SBV-specific real-time RT-PCR assays

For detection of SBV-RNA several diagnostic assays (named SBV-M1, SBV-L1, SBV-L1.4 and SBV-S3) were tested using the AgPath-ID™ One-Step RT-PCR Kit (Applied Biosystems, Carlsbad, USA). The assays were optimized using a total reaction volume of 25 μl. Briefly, for one single reaction 4.5 μl RNase-free water, 12.5 μl 2× RT-PCR buffer, 1 μl 25× RT-PCR enzyme mix, 5 μl RNA template or RNase free water for the no template control (NTC) and 2 μl of the according primer-probe mix (Table 5) were combined. Based on stock solutions of the primer and probes of 100 pmol/μl (100 μM), the different primer-probe mixes were created. For each assay 20 μl of the relevant forward and reverse primer, 3.75 μl of the 6-carboxyfluorescein (FAM) labeled probe were mixed in 156.25 μl 0.1× Tris-EDTA (TE) buffer. Thus, a final concentration of 10 μM for each primer and 1.88 μM for each probe was used. The following thermal program was applied: 1 cycle of 45°C for 10 min and 95°C for 10 min, followed by 45 cycles of 95°C for 15 s, 56°C for 20 s, and 72°C for 30 s.

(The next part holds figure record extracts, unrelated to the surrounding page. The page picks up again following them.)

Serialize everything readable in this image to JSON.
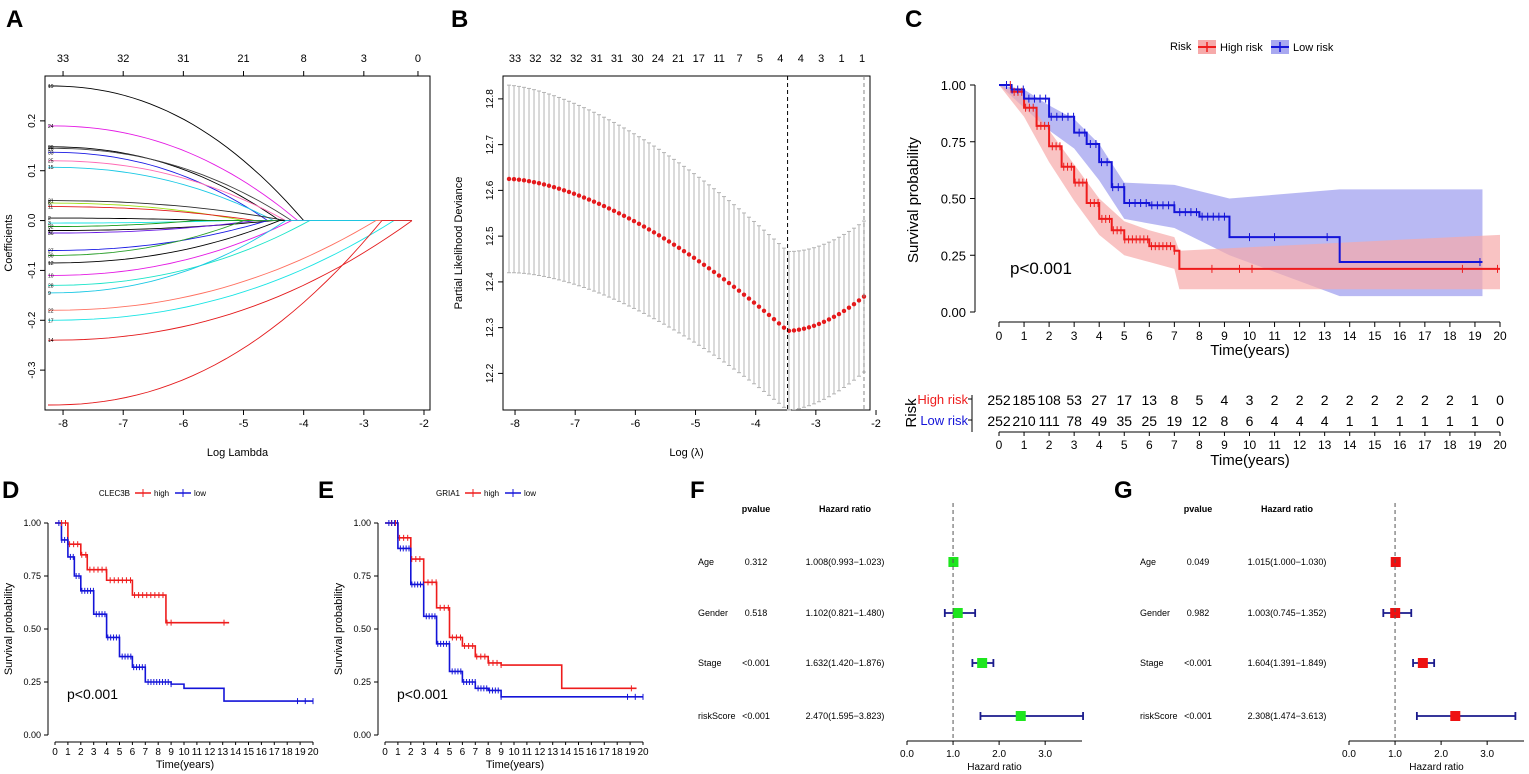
{
  "colors": {
    "high": "#ee1c1c",
    "low": "#1414d8",
    "high_fill": "#f6aaaa",
    "low_fill": "#a8a8f0",
    "forest_f": "#1ee61e",
    "forest_g": "#ee1111",
    "axis": "#000000",
    "grid_bar": "#b4b4b4",
    "path_red": "#e41a1c"
  },
  "panel_labels": [
    "A",
    "B",
    "C",
    "D",
    "E",
    "F",
    "G"
  ],
  "panel_a": {
    "type": "line",
    "xlabel": "Log Lambda",
    "ylabel": "Coefficients",
    "xlim": [
      -8.3,
      -1.9
    ],
    "ylim": [
      -0.38,
      0.29
    ],
    "x_ticks": [
      "-8",
      "-7",
      "-6",
      "-5",
      "-4",
      "-3",
      "-2"
    ],
    "y_ticks": [
      "-0.3",
      "-0.2",
      "-0.1",
      "0.0",
      "0.1",
      "0.2"
    ],
    "top_ticks": [
      "33",
      "32",
      "31",
      "21",
      "8",
      "3",
      "0"
    ],
    "path_end_labels": [
      "19",
      "24",
      "29",
      "26",
      "33",
      "25",
      "15",
      "31",
      "6",
      "11",
      "2",
      "3",
      "32",
      "1",
      "36",
      "27",
      "30",
      "12",
      "10",
      "28",
      "9",
      "22",
      "17",
      "14"
    ],
    "paths": [
      0.27,
      0.19,
      0.148,
      0.145,
      0.137,
      0.12,
      0.107,
      0.04,
      0.035,
      0.028,
      0.005,
      -0.005,
      -0.012,
      -0.02,
      -0.025,
      -0.06,
      -0.07,
      -0.085,
      -0.11,
      -0.13,
      -0.145,
      -0.18,
      -0.2,
      -0.24,
      -0.37
    ]
  },
  "panel_b": {
    "type": "scatter",
    "xlabel": "Log (λ)",
    "ylabel": "Partial Likelihood Deviance",
    "xlim": [
      -8.2,
      -2.1
    ],
    "ylim": [
      12.12,
      12.85
    ],
    "x_ticks": [
      "-8",
      "-7",
      "-6",
      "-5",
      "-4",
      "-3",
      "-2"
    ],
    "y_ticks": [
      "12.2",
      "12.3",
      "12.4",
      "12.5",
      "12.6",
      "12.7",
      "12.8"
    ],
    "top_ticks": [
      "33",
      "32",
      "32",
      "32",
      "31",
      "31",
      "30",
      "24",
      "21",
      "17",
      "11",
      "7",
      "5",
      "4",
      "4",
      "3",
      "1",
      "1"
    ],
    "lambda_min": -3.47,
    "lambda_1se": -2.2,
    "min_deviance": 12.293,
    "start_deviance": 12.625,
    "end_deviance": 12.368,
    "upper_start": 12.83,
    "lower_start": 12.415,
    "lower_min": 12.135
  },
  "panel_c": {
    "type": "line",
    "title": "Risk",
    "legend": [
      "High risk",
      "Low risk"
    ],
    "xlabel": "Time(years)",
    "ylabel": "Survival probability",
    "pvalue": "p<0.001",
    "x_ticks": [
      "0",
      "1",
      "2",
      "3",
      "4",
      "5",
      "6",
      "7",
      "8",
      "9",
      "10",
      "11",
      "12",
      "13",
      "14",
      "15",
      "16",
      "17",
      "18",
      "19",
      "20"
    ],
    "y_ticks": [
      "0.00",
      "0.25",
      "0.50",
      "0.75",
      "1.00"
    ],
    "series": [
      {
        "name": "High risk",
        "values": [
          [
            0,
            1
          ],
          [
            0.5,
            0.97
          ],
          [
            1,
            0.9
          ],
          [
            1.5,
            0.82
          ],
          [
            2,
            0.73
          ],
          [
            2.5,
            0.64
          ],
          [
            3,
            0.57
          ],
          [
            3.5,
            0.48
          ],
          [
            4,
            0.41
          ],
          [
            4.5,
            0.36
          ],
          [
            5,
            0.32
          ],
          [
            6,
            0.29
          ],
          [
            7,
            0.27
          ],
          [
            7.2,
            0.19
          ],
          [
            20,
            0.19
          ]
        ]
      },
      {
        "name": "Low risk",
        "values": [
          [
            0,
            1
          ],
          [
            0.5,
            0.98
          ],
          [
            1,
            0.94
          ],
          [
            2,
            0.86
          ],
          [
            3,
            0.79
          ],
          [
            3.5,
            0.74
          ],
          [
            4,
            0.66
          ],
          [
            4.5,
            0.55
          ],
          [
            5,
            0.48
          ],
          [
            6,
            0.47
          ],
          [
            7,
            0.44
          ],
          [
            8,
            0.42
          ],
          [
            9.2,
            0.33
          ],
          [
            13.5,
            0.33
          ],
          [
            13.6,
            0.22
          ],
          [
            19.3,
            0.22
          ]
        ]
      }
    ],
    "ci_high": {
      "upper": [
        [
          0,
          1
        ],
        [
          1,
          0.95
        ],
        [
          2,
          0.8
        ],
        [
          3,
          0.65
        ],
        [
          4,
          0.5
        ],
        [
          5,
          0.4
        ],
        [
          6,
          0.36
        ],
        [
          7,
          0.33
        ],
        [
          7.2,
          0.27
        ],
        [
          20,
          0.34
        ]
      ],
      "lower": [
        [
          0,
          1
        ],
        [
          1,
          0.86
        ],
        [
          2,
          0.66
        ],
        [
          3,
          0.49
        ],
        [
          4,
          0.34
        ],
        [
          5,
          0.25
        ],
        [
          6,
          0.22
        ],
        [
          7,
          0.19
        ],
        [
          7.2,
          0.1
        ],
        [
          20,
          0.1
        ]
      ]
    },
    "ci_low": {
      "upper": [
        [
          0,
          1
        ],
        [
          1,
          0.98
        ],
        [
          2,
          0.91
        ],
        [
          3,
          0.85
        ],
        [
          4,
          0.74
        ],
        [
          5,
          0.57
        ],
        [
          7,
          0.56
        ],
        [
          9.2,
          0.5
        ],
        [
          13.6,
          0.54
        ],
        [
          19.3,
          0.54
        ]
      ],
      "lower": [
        [
          0,
          1
        ],
        [
          1,
          0.9
        ],
        [
          2,
          0.8
        ],
        [
          3,
          0.72
        ],
        [
          4,
          0.58
        ],
        [
          5,
          0.41
        ],
        [
          7,
          0.37
        ],
        [
          9.2,
          0.25
        ],
        [
          13.6,
          0.07
        ],
        [
          19.3,
          0.07
        ]
      ]
    },
    "risk_table": {
      "title": "Risk",
      "xlabel": "Time(years)",
      "rows": [
        {
          "name": "High risk",
          "counts": [
            "252",
            "185",
            "108",
            "53",
            "27",
            "17",
            "13",
            "8",
            "5",
            "4",
            "3",
            "2",
            "2",
            "2",
            "2",
            "2",
            "2",
            "2",
            "2",
            "1",
            "0"
          ]
        },
        {
          "name": "Low risk",
          "counts": [
            "252",
            "210",
            "111",
            "78",
            "49",
            "35",
            "25",
            "19",
            "12",
            "8",
            "6",
            "4",
            "4",
            "4",
            "1",
            "1",
            "1",
            "1",
            "1",
            "1",
            "0"
          ]
        }
      ]
    }
  },
  "panel_d": {
    "type": "line",
    "gene": "CLEC3B",
    "legend": [
      "high",
      "low"
    ],
    "xlabel": "Time(years)",
    "ylabel": "Survival probability",
    "pvalue": "p<0.001",
    "x_ticks": [
      "0",
      "1",
      "2",
      "3",
      "4",
      "5",
      "6",
      "7",
      "8",
      "9",
      "10",
      "11",
      "12",
      "13",
      "14",
      "15",
      "16",
      "17",
      "18",
      "19",
      "20"
    ],
    "y_ticks": [
      "0.00",
      "0.25",
      "0.50",
      "0.75",
      "1.00"
    ],
    "series": [
      {
        "name": "high",
        "values": [
          [
            0,
            1
          ],
          [
            1,
            0.9
          ],
          [
            2,
            0.85
          ],
          [
            2.5,
            0.78
          ],
          [
            4,
            0.73
          ],
          [
            6,
            0.66
          ],
          [
            8.5,
            0.66
          ],
          [
            8.6,
            0.53
          ],
          [
            13.5,
            0.53
          ]
        ]
      },
      {
        "name": "low",
        "values": [
          [
            0,
            1
          ],
          [
            0.5,
            0.92
          ],
          [
            1,
            0.84
          ],
          [
            1.5,
            0.75
          ],
          [
            2,
            0.68
          ],
          [
            3,
            0.57
          ],
          [
            4,
            0.46
          ],
          [
            5,
            0.37
          ],
          [
            6,
            0.32
          ],
          [
            7,
            0.25
          ],
          [
            9,
            0.24
          ],
          [
            10,
            0.22
          ],
          [
            13,
            0.22
          ],
          [
            13.1,
            0.16
          ],
          [
            20,
            0.16
          ]
        ]
      }
    ]
  },
  "panel_e": {
    "type": "line",
    "gene": "GRIA1",
    "legend": [
      "high",
      "low"
    ],
    "xlabel": "Time(years)",
    "ylabel": "Survival probability",
    "pvalue": "p<0.001",
    "x_ticks": [
      "0",
      "1",
      "2",
      "3",
      "4",
      "5",
      "6",
      "7",
      "8",
      "9",
      "10",
      "11",
      "12",
      "13",
      "14",
      "15",
      "16",
      "17",
      "18",
      "19",
      "20"
    ],
    "y_ticks": [
      "0.00",
      "0.25",
      "0.50",
      "0.75",
      "1.00"
    ],
    "series": [
      {
        "name": "high",
        "values": [
          [
            0,
            1
          ],
          [
            1,
            0.93
          ],
          [
            2,
            0.83
          ],
          [
            3,
            0.72
          ],
          [
            4,
            0.6
          ],
          [
            5,
            0.46
          ],
          [
            6,
            0.42
          ],
          [
            7,
            0.37
          ],
          [
            8,
            0.34
          ],
          [
            9,
            0.33
          ],
          [
            13.6,
            0.33
          ],
          [
            13.7,
            0.22
          ],
          [
            19.5,
            0.22
          ]
        ]
      },
      {
        "name": "low",
        "values": [
          [
            0,
            1
          ],
          [
            1,
            0.88
          ],
          [
            2,
            0.71
          ],
          [
            3,
            0.56
          ],
          [
            4,
            0.43
          ],
          [
            5,
            0.3
          ],
          [
            6,
            0.25
          ],
          [
            7,
            0.22
          ],
          [
            8,
            0.21
          ],
          [
            9,
            0.18
          ],
          [
            20,
            0.18
          ]
        ]
      }
    ]
  },
  "panel_f": {
    "type": "table",
    "header": [
      "pvalue",
      "Hazard ratio"
    ],
    "xlabel": "Hazard ratio",
    "x_ticks": [
      "0.0",
      "1.0",
      "2.0",
      "3.0"
    ],
    "xlim": [
      0,
      3.8
    ],
    "rows": [
      {
        "name": "Age",
        "pvalue": "0.312",
        "hr_text": "1.008(0.993−1.023)",
        "hr": 1.008,
        "lo": 0.993,
        "hi": 1.023
      },
      {
        "name": "Gender",
        "pvalue": "0.518",
        "hr_text": "1.102(0.821−1.480)",
        "hr": 1.102,
        "lo": 0.821,
        "hi": 1.48
      },
      {
        "name": "Stage",
        "pvalue": "<0.001",
        "hr_text": "1.632(1.420−1.876)",
        "hr": 1.632,
        "lo": 1.42,
        "hi": 1.876
      },
      {
        "name": "riskScore",
        "pvalue": "<0.001",
        "hr_text": "2.470(1.595−3.823)",
        "hr": 2.47,
        "lo": 1.595,
        "hi": 3.823
      }
    ]
  },
  "panel_g": {
    "type": "table",
    "header": [
      "pvalue",
      "Hazard ratio"
    ],
    "xlabel": "Hazard ratio",
    "x_ticks": [
      "0.0",
      "1.0",
      "2.0",
      "3.0"
    ],
    "xlim": [
      0,
      3.8
    ],
    "rows": [
      {
        "name": "Age",
        "pvalue": "0.049",
        "hr_text": "1.015(1.000−1.030)",
        "hr": 1.015,
        "lo": 1.0,
        "hi": 1.03
      },
      {
        "name": "Gender",
        "pvalue": "0.982",
        "hr_text": "1.003(0.745−1.352)",
        "hr": 1.003,
        "lo": 0.745,
        "hi": 1.352
      },
      {
        "name": "Stage",
        "pvalue": "<0.001",
        "hr_text": "1.604(1.391−1.849)",
        "hr": 1.604,
        "lo": 1.391,
        "hi": 1.849
      },
      {
        "name": "riskScore",
        "pvalue": "<0.001",
        "hr_text": "2.308(1.474−3.613)",
        "hr": 2.308,
        "lo": 1.474,
        "hi": 3.613
      }
    ]
  }
}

Generation of a SBV-S3 PCR standard and identification of the analytical sensitivity

In order to determine the analytical sensitivity of the SBV-S3 assay, an SBV-S3 standard was generated. Therefore, the gel-purified SBV-S3 PCR fragment was ligated into the vector pGEM-Teasy (Promega, Mannheim, Germany). Plasmids were amplified in Escherichia coli DH10B (Invitrogen, Carlsbad, USA) and purified by Qiagen Plasmid Mini and Midi Kits (Qiagen, Hilden, Germany) according to standard protocols. The identity of the plasmids was confirmed by EcoR I-digestion and sequencing. Linearized and purified plasmid DNA was in vitro transcribed with the RiboMAX Large Scale RNA Production Systems (Promega, Mannheim, Germany) and subsequently a DNase I digestion was performed using the SP6/T7 Transcription Kit (Roche Diagnostics, Mannheim, Germany) according to the manufacturer’s instructions. During purification of the in vitro transcribed RNA using the RNeasy Kit (Qiagen, Hilden, Germany) a second on-column DNase I digestion according to the manufacturer’s recommendations was implemented. The exact number of RNA molecules was calculated as described [16] and a log10 dilution series (2 × 106 to 2 × 10-1 copies/μl) was prepared. RNA was stored until use at -20°C. The analytical sensitivity was evaluated for the SBV-S3 single-target assay, for a SBV-S3 duplex assay with a universal internal control (IC) system according to [17] based on heterologous RNA and for a second SBV-S3 duplex system using the co-amplification of the housekeeping gene beta-actin as internal control [18].

All real-time PCR reactions were carried out in Bio-Rad 96-well PCR plates using a CFX96 quantitative PCR system (Bio-Rad Laboratories Inc., Hercules, USA). All these analyses were performed as technical duplicates and the quantification cycle (Cq) values listed in the tables represent the mean Cq-value. In all experiments a qualified number of controls, namely no template controls (NTC), internal controls (IC) and positive controls (PC), were co-amplified.